Temos agora o caso de Saddam Hussein, prisioneiro dos Estados Unidos, em início de julgamento pelos crimes que cometeu. Que o ditador iraquiano fez poucas e boas, fez. Do ponto de vista do povo iraquiano, ele merece qualquer tipo de pena, pois pintou e bordou durante anos, não merecendo clemência, muito menos piedade.
Contudo, a pinimba dos Estados Unidos com ele tampouco merece respeito da consciência universal. Bush acusou-o de crimes e de intenções que não foram provadas, pelo contrário, foram desmentidas pelos próprios serviços de inteligência dos Estados Unidos.
Com a faca e o queijo na mão, seria fácil para a dupla Bush-Blair provar as relações de Saddam Hussein com Bin Laden, a existência de armas de destruição em massa, a ameaça que ele representava para a civilização ocidental.
E há um detalhe sórdido neste julgamento de um prisioneiro de guerra.
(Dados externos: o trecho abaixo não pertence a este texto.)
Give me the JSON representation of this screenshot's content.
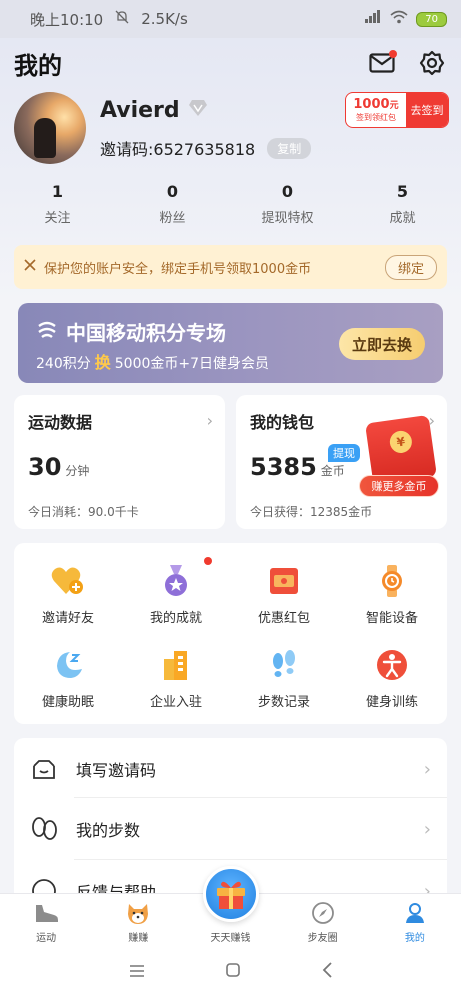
{
  "status_bar": {
    "time": "晚上10:10",
    "speed": "2.5K/s",
    "battery": "70"
  },
  "header": {
    "title": "我的"
  },
  "profile": {
    "username": "Avierd",
    "invite_code": "邀请码:6527635818",
    "copy_label": "复制",
    "checkin": {
      "amount": "1000",
      "unit": "元",
      "sub": "签到领红包",
      "action": "去签到"
    }
  },
  "stats": [
    {
      "value": "1",
      "label": "关注"
    },
    {
      "value": "0",
      "label": "粉丝"
    },
    {
      "value": "0",
      "label": "提现特权"
    },
    {
      "value": "5",
      "label": "成就"
    }
  ],
  "notice": {
    "text": "保护您的账户安全，绑定手机号领取1000金币",
    "button": "绑定"
  },
  "mobile_banner": {
    "title": "中国移动积分专场",
    "sub_left": "240积分",
    "swap": "换",
    "sub_right": "5000金币+7日健身会员",
    "button": "立即去换"
  },
  "sport_card": {
    "title": "运动数据",
    "value": "30",
    "unit": "分钟",
    "footer": "今日消耗：90.0千卡"
  },
  "wallet_card": {
    "title": "我的钱包",
    "value": "5385",
    "unit": "金币",
    "withdraw": "提现",
    "footer": "今日获得：12385金币",
    "earn_more": "赚更多金币",
    "coin_glyph": "¥"
  },
  "grid": [
    {
      "label": "邀请好友",
      "icon": "heart-plus-icon",
      "color": "#f6b93b"
    },
    {
      "label": "我的成就",
      "icon": "medal-icon",
      "color": "#8e6fd8"
    },
    {
      "label": "优惠红包",
      "icon": "red-packet-icon",
      "color": "#ef4f3a"
    },
    {
      "label": "智能设备",
      "icon": "watch-icon",
      "color": "#f58a2a"
    },
    {
      "label": "健康助眠",
      "icon": "moon-icon",
      "color": "#5fb6ee"
    },
    {
      "label": "企业入驻",
      "icon": "building-icon",
      "color": "#f6b93b"
    },
    {
      "label": "步数记录",
      "icon": "footprints-icon",
      "color": "#4aa8f0"
    },
    {
      "label": "健身训练",
      "icon": "fitness-icon",
      "color": "#ef4f3a"
    }
  ],
  "list": [
    {
      "label": "填写邀请码",
      "icon": "invite-code-icon"
    },
    {
      "label": "我的步数",
      "icon": "steps-icon"
    },
    {
      "label": "反馈与帮助",
      "icon": "help-icon"
    }
  ],
  "tabbar": [
    {
      "label": "运动",
      "icon": "shoe-icon"
    },
    {
      "label": "赚赚",
      "icon": "shiba-icon"
    },
    {
      "label": "天天赚钱",
      "icon": "gift-icon"
    },
    {
      "label": "步友圈",
      "icon": "compass-icon"
    },
    {
      "label": "我的",
      "icon": "person-icon"
    }
  ],
  "colors": {
    "accent": "#2f8be0",
    "red": "#ef3a33",
    "notice_bg": "#fff1d3"
  }
}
Ele está servindo de munição eleitoral para a campanha da reeleição de Bush, inteiramente atolado pelas suas mentiras a respeito da guerra do Iraque. Sofrendo uma lavagem cerebral, negociando a própria vida por uma confissão macetada, Saddam poderá admitir não apenas os crimes que praticou mas os que não praticou, por falta de tempo, de recursos ou de tecnologia. Com isso, transformará o presidente norte-americano num salvador da civilização e da paz universal.